- ...Алексей Николаевич, пляшите! - Сераковский не вошел, а ворвался в комнату Плещеева... - Барон представил вас и меня. Я только что от начальника канцелярии, он конфиденциально, под строжайшим секретом сообщил об этом мне и просил обрадовать вас.

Плещеев встретил новость с грустным безразличием.

- Бумаги бог весть сколько пролежат в штабе, после чего нас с вами возьмут и вычеркнут. Не в Оренбурге, так в столице.

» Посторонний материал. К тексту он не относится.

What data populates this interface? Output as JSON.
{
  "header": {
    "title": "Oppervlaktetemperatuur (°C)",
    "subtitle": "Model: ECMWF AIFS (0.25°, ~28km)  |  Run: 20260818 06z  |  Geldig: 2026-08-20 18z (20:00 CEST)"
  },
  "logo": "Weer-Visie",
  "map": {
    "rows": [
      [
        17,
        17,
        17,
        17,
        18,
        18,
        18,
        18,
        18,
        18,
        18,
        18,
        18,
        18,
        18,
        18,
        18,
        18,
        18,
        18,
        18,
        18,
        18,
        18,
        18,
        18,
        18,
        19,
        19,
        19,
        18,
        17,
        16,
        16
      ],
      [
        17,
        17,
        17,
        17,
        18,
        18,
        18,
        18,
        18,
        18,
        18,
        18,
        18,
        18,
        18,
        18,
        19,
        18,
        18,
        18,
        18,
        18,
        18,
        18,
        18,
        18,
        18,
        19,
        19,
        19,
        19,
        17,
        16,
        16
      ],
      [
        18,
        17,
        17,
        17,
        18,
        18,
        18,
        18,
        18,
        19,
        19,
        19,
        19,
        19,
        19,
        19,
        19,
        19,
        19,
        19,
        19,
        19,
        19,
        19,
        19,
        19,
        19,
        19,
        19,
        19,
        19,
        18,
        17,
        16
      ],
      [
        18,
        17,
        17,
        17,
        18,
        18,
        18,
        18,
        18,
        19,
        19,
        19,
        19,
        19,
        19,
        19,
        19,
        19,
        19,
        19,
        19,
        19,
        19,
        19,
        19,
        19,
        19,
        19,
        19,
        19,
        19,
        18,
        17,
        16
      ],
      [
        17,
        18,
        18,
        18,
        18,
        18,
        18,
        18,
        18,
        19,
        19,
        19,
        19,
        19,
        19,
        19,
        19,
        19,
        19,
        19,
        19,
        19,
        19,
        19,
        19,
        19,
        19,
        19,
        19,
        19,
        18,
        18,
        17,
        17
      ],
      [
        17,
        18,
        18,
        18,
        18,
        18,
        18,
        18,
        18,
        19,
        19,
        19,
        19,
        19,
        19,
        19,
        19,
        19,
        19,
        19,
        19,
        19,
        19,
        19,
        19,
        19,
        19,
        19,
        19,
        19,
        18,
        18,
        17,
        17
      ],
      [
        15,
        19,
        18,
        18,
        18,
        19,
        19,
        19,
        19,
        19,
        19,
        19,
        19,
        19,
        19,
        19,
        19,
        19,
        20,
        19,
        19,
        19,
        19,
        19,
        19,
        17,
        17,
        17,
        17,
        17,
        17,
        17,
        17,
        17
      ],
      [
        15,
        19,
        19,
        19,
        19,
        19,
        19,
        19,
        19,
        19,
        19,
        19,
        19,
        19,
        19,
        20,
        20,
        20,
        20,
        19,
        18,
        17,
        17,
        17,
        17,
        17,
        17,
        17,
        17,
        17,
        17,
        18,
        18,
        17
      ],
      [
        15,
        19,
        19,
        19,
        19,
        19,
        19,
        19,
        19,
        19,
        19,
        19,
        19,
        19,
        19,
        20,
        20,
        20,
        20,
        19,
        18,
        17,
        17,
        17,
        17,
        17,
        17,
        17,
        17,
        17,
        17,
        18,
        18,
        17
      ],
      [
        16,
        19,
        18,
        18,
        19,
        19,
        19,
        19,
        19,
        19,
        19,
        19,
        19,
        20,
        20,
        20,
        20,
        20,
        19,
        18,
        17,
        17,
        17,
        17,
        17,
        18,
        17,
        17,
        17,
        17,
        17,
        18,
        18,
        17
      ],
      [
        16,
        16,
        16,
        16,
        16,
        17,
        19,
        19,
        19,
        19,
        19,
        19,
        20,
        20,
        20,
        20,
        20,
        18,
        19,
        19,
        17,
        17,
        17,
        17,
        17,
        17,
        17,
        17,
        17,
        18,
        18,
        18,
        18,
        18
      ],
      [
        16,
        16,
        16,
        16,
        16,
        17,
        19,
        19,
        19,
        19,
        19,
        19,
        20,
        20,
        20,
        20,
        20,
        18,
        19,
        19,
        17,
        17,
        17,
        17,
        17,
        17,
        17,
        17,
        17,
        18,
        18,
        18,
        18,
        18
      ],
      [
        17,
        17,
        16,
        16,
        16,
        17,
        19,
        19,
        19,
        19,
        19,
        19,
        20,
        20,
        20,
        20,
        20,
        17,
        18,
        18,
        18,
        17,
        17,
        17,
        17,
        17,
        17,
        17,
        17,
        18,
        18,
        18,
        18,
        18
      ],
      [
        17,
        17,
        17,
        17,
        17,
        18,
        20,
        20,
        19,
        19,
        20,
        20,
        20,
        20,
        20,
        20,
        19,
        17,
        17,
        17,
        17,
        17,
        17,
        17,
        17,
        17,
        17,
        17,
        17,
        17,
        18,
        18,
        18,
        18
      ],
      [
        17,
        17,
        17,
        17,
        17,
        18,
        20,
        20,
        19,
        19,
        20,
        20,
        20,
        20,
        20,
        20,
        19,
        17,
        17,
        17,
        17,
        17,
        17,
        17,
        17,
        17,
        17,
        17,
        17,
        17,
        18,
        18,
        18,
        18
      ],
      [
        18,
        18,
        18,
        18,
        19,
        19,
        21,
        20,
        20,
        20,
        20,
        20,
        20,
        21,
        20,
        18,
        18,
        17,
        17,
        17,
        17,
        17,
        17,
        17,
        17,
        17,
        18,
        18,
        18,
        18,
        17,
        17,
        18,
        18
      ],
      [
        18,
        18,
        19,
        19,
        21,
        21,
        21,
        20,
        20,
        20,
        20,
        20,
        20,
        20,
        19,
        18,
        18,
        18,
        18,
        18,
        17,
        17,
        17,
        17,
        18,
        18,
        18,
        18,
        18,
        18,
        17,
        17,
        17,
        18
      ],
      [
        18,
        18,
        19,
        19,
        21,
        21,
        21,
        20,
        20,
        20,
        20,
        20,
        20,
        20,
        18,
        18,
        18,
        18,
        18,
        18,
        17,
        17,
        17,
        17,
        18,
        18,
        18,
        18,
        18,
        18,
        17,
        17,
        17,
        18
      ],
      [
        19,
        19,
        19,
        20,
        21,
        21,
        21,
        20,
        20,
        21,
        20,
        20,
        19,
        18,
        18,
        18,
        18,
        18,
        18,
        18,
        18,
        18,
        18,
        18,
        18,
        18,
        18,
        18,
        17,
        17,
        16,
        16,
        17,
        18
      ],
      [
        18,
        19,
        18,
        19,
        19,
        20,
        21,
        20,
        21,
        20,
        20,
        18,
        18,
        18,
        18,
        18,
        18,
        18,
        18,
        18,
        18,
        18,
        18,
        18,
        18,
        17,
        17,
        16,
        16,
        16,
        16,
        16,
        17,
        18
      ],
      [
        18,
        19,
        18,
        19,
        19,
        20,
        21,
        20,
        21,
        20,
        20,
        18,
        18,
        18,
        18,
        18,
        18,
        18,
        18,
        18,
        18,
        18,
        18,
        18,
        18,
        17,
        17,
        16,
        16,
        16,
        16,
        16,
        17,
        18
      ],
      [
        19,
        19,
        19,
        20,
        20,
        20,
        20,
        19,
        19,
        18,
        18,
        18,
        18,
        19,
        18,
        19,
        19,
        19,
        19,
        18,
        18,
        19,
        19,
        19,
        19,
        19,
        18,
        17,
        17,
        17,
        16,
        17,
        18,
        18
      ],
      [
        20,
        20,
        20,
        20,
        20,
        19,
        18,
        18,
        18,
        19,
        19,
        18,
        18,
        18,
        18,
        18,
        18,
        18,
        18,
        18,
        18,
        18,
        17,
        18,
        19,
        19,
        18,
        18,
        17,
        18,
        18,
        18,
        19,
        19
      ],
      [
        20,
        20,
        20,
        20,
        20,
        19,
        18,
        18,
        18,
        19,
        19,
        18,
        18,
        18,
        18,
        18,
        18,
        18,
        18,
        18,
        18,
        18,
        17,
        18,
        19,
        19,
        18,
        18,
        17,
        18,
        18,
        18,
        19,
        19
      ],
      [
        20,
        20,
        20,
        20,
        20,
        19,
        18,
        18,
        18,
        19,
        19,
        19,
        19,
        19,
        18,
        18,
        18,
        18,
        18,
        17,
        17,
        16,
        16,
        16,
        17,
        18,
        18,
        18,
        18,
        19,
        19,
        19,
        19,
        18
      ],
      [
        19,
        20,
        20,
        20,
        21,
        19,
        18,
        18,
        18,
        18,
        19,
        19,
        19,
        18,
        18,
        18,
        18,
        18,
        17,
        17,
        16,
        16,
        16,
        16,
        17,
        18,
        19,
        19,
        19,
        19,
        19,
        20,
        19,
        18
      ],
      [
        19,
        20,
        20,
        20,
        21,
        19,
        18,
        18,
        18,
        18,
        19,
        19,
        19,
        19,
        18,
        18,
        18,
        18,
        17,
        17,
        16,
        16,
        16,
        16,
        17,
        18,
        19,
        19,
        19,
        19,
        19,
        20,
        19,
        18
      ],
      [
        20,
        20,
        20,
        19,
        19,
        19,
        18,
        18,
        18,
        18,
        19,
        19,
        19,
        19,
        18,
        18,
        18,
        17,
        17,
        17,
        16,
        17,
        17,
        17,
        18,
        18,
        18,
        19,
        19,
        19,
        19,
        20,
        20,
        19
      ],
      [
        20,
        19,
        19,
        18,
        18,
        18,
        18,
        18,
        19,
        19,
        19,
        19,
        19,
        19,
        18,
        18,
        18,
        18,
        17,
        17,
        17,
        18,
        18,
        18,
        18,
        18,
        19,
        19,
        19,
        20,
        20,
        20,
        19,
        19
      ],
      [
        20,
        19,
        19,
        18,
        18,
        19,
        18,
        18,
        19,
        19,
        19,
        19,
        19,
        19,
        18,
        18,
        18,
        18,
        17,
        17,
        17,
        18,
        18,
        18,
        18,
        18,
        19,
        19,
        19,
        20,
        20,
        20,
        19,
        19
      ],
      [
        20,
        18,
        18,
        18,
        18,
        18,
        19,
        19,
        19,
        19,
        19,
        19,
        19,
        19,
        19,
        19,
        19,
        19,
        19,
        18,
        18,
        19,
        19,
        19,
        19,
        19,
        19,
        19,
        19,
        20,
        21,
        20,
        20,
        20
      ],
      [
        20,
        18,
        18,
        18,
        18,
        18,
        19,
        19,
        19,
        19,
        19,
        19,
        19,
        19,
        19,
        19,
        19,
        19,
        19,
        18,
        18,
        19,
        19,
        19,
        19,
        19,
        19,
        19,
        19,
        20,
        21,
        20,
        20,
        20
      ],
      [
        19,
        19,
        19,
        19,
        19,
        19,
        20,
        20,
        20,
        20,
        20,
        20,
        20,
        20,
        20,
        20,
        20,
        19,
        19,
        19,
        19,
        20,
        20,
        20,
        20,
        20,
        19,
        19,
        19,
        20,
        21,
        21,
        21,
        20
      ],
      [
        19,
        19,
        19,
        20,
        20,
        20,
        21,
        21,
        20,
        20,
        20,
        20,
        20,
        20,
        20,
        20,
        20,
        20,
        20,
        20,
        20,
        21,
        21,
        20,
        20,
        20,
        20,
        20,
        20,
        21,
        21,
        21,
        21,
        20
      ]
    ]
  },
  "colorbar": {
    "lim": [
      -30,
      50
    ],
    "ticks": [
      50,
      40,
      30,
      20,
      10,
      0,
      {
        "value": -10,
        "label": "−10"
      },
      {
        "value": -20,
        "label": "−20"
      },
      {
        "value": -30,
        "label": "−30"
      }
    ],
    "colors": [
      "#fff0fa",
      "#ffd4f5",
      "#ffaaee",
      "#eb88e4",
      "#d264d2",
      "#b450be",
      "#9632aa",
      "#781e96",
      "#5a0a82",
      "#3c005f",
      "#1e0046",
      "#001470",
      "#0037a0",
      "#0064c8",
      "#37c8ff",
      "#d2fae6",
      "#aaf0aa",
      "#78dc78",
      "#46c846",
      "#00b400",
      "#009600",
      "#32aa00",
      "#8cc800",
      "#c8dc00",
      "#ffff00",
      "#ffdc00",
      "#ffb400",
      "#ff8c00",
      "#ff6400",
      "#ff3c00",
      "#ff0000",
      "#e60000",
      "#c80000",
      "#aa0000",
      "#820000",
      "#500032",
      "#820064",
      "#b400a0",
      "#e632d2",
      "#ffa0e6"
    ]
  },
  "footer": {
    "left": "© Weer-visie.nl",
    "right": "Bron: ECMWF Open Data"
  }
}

- Что с вами, Алексей Николаевич? Надо радоваться, а вы почему-то спокойны, словно покоряетесь судьбе: не вычеркнут - хорошо, вычеркнут - ну и бог с ним... Может быть, для верности вам стоит снова побеспокоить свою матушку, чтобы она обратилась к кому-либо из двора. Там ведь сейчас такие перемены.

Плещеев протестующе поднял руку:

- Нет, нет, только не это! Вы знаете, я всегда готов просить за других, но за себя и не люблю и считаю унизительным. А что касается покорности судьбе, то уж если, простояв перед публикой в рубашке и колпаке осужденного на расстреляние, я не впал в отчаяние, то какой-то там отказ в производстве не сможет меня сокрушить. Меня чрезвычайно обижают, волнуют разные щелчки по носу, булавочные уколы, но большие удары судьбы я переношу довольно стойко.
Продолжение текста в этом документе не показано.